We could fit the joint using a nicer algorithm like EM.

A: There are two answers, a technically correct one, and an intuitively satisfying one.

Technically correct: Maximum likelihood learning dictates maximizing the sum of log
probabilities.  The math just demands that we maximize log p(x|x_pi).  Maximizing the
log p(x,x_pi) would not be equivalent to maximum likelihood.

Intuitively satisfying:  The reason to do this is that errors are inevitable.  If it were
possible to fit the TRUE joint distribution p(x,x_pi), conditioning it would also
give the true conditional distribution p(x|x_pi).  So the question is reasonable. However,
we assume that the true distribution is imperfectly modeled by a mixture of gaussians.
This means that neither p(x,x_pi) nor p(x|x_pi) can exactly represent the true distribution.
By maximizing the conditional, p(x|x_pi), we can ignore errors in p(x_pi), meaning all
modeling effort is spent on modeling what we care about.
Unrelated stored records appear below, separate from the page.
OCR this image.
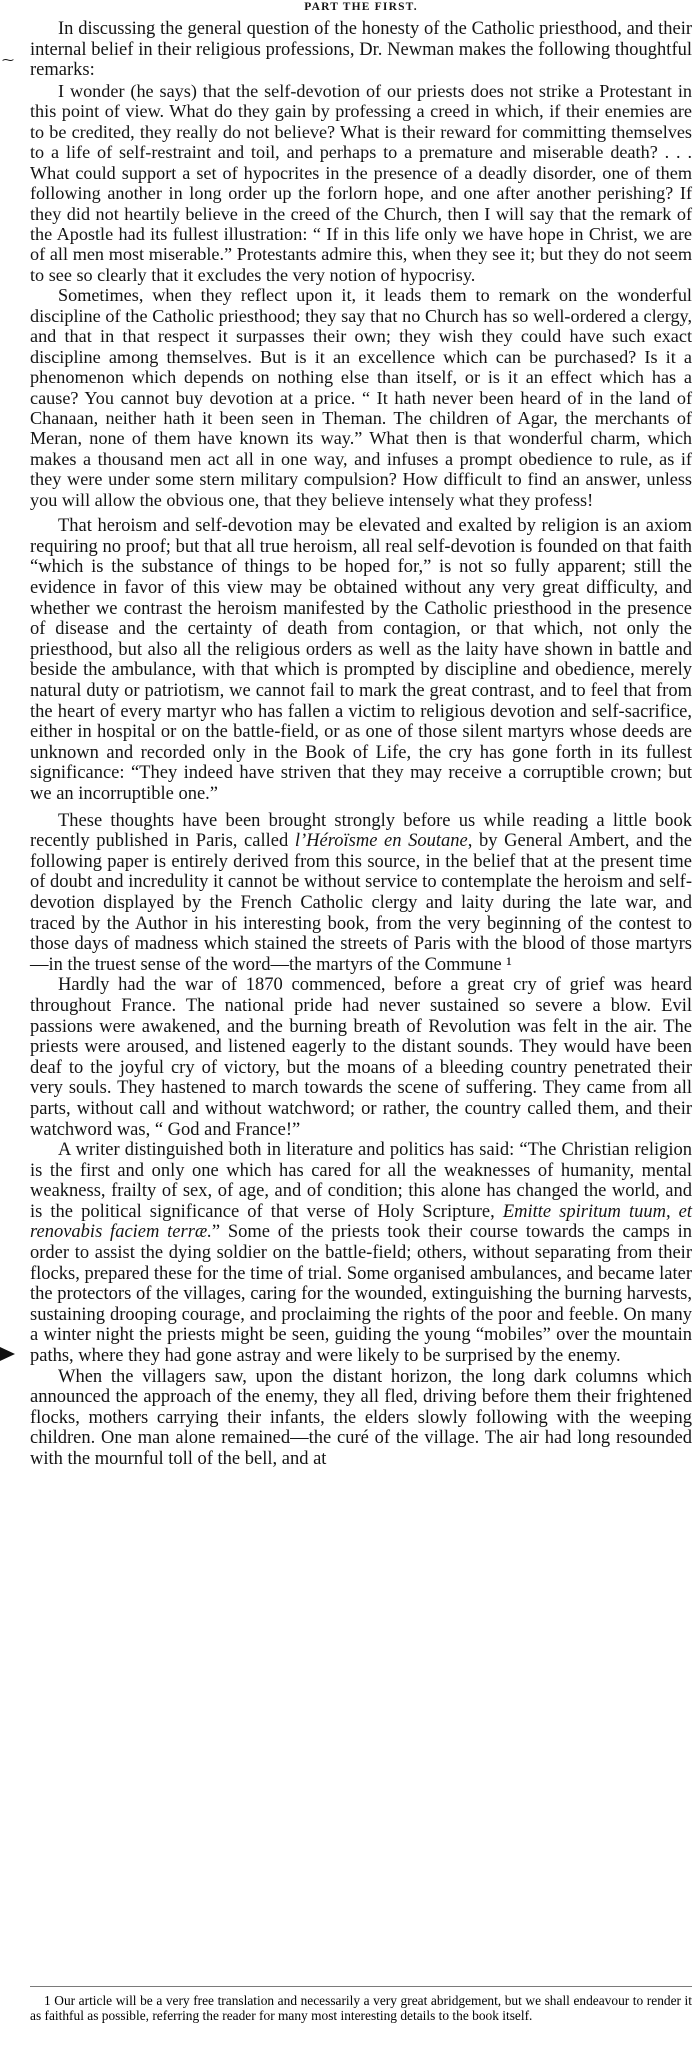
PART THE FIRST.
⁓

In discussing the general question of the honesty of the Catholic priesthood, and their internal belief in their religious professions, Dr. Newman makes the following thoughtful remarks:

I wonder (he says) that the self-devotion of our priests does not strike a Protestant in this point of view. What do they gain by professing a creed in which, if their enemies are to be credited, they really do not believe? What is their reward for committing themselves to a life of self-restraint and toil, and perhaps to a premature and miserable death? . . . What could support a set of hypocrites in the presence of a deadly disorder, one of them following another in long order up the forlorn hope, and one after another perishing? If they did not heartily believe in the creed of the Church, then I will say that the remark of the Apostle had its fullest illustration: “ If in this life only we have hope in Christ, we are of all men most miserable.” Protestants admire this, when they see it; but they do not seem to see so clearly that it excludes the very notion of hypocrisy.

Sometimes, when they reflect upon it, it leads them to remark on the wonderful discipline of the Catholic priesthood; they say that no Church has so well-ordered a clergy, and that in that respect it surpasses their own; they wish they could have such exact discipline among themselves. But is it an excellence which can be purchased? Is it a phenomenon which depends on nothing else than itself, or is it an effect which has a cause? You cannot buy devotion at a price. “ It hath never been heard of in the land of Chanaan, neither hath it been seen in Theman. The children of Agar, the merchants of Meran, none of them have known its way.” What then is that wonderful charm, which makes a thousand men act all in one way, and infuses a prompt obedience to rule, as if they were under some stern military compulsion? How difficult to find an answer, unless you will allow the obvious one, that they believe intensely what they profess!

That heroism and self-devotion may be elevated and exalted by religion is an axiom requiring no proof; but that all true heroism, all real self-devotion is founded on that faith “which is the substance of things to be hoped for,” is not so fully apparent; still the evidence in favor of this view may be obtained without any very great difficulty, and whether we contrast the heroism manifested by the Catholic priesthood in the presence of disease and the certainty of death from contagion, or that which, not only the priesthood, but also all the religious orders as well as the laity have shown in battle and beside the ambulance, with that which is prompted by discipline and obedience, merely natural duty or patriotism, we cannot fail to mark the great contrast, and to feel that from the heart of every martyr who has fallen a victim to religious devotion and self-sacrifice, either in hospital or on the battle-field, or as one of those silent martyrs whose deeds are unknown and recorded only in the Book of Life, the cry has gone forth in its fullest significance: “They indeed have striven that they may receive a corruptible crown; but we an incorruptible one.”

These thoughts have been brought strongly before us while reading a little book recently published in Paris, called l’Héroïsme en Soutane, by General Ambert, and the following paper is entirely derived from this source, in the belief that at the present time of doubt and incredulity it cannot be without service to contemplate the heroism and self-devotion displayed by the French Catholic clergy and laity during the late war, and traced by the Author in his interesting book, from the very beginning of the contest to those days of madness which stained the streets of Paris with the blood of those martyrs—in the truest sense of the word—the martyrs of the Commune ¹

Hardly had the war of 1870 commenced, before a great cry of grief was heard throughout France. The national pride had never sustained so severe a blow. Evil passions were awakened, and the burning breath of Revolution was felt in the air. The priests were aroused, and listened eagerly to the distant sounds. They would have been deaf to the joyful cry of victory, but the moans of a bleeding country penetrated their very souls. They hastened to march towards the scene of suffering. They came from all parts, without call and without watchword; or rather, the country called them, and their watchword was, “ God and France!”

A writer distinguished both in literature and politics has said: “The Christian religion is the first and only one which has cared for all the weaknesses of humanity, mental weakness, frailty of sex, of age, and of condition; this alone has changed the world, and is the political significance of that verse of Holy Scripture, Emitte spiritum tuum, et renovabis faciem terræ.” Some of the priests took their course towards the camps in order to assist the dying soldier on the battle-field; others, without separating from their flocks, prepared these for the time of trial. Some organised ambulances, and became later the protectors of the villages, caring for the wounded, extinguishing the burning harvests, sustaining drooping courage, and proclaiming the rights of the poor and feeble. On many a winter night the priests might be seen, guiding the young “mobiles” over the mountain paths, where they had gone astray and were likely to be surprised by the enemy.

When the villagers saw, upon the distant horizon, the long dark columns which announced the approach of the enemy, they all fled, driving before them their frightened flocks, mothers carrying their infants, the elders slowly following with the weeping children. One man alone remained—the curé of the village. The air had long resounded with the mournful toll of the bell, and at

1 Our article will be a very free translation and necessarily a very great abridgement, but we shall endeavour to render it as faithful as possible, referring the reader for many most interesting details to the book itself.
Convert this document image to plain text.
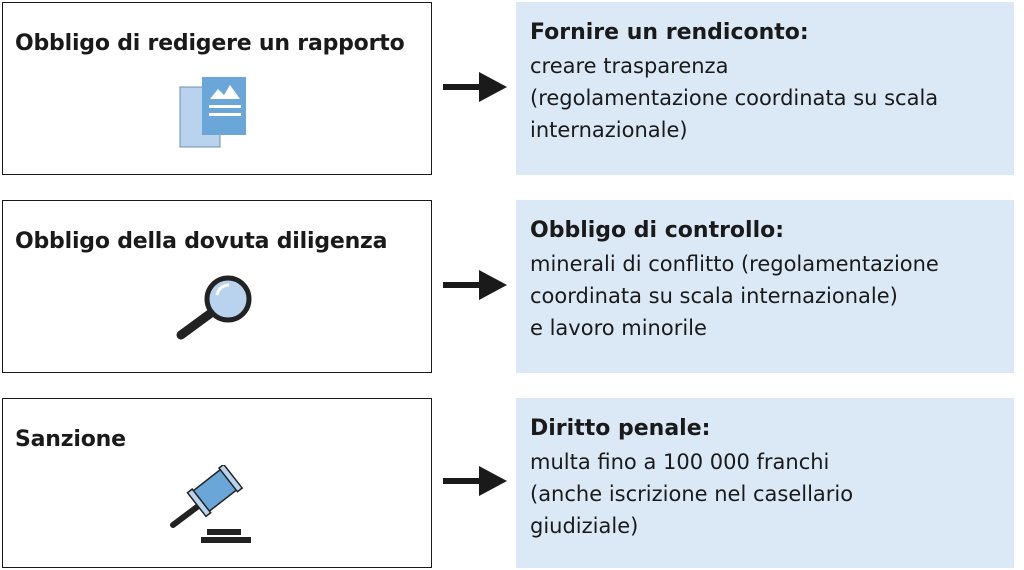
Obbligo di redigere un rapporto	Fornire un rendiconto:
creare trasparenza
(regolamentazione coordinata su scala
internazionale)
Obbligo della dovuta diligenza	Obbligo di controllo:
minerali di conflitto (regolamentazione
coordinata su scala internazionale)
e lavoro minorile
Sanzione	Diritto penale:
multa fino a 100 000 franchi
(anche iscrizione nel casellario
giudiziale)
Now, one confusing aspect of the intuitively satisfying answer is that our representation
of the conditional distribution p(x|x_pi) (Eq. 14) is obtained by taking a joint gaussian
and then conditioning it.  At first, this may seem in conflict with the explanation above,
but it is not.  Even though the equation may contain a term p(x_pi) does not mean that
the fitting criterion tries to make that term accurate.  Presumably, if the log likelihood
of the term p(x_pi) were calculated on test data, the score would be very low.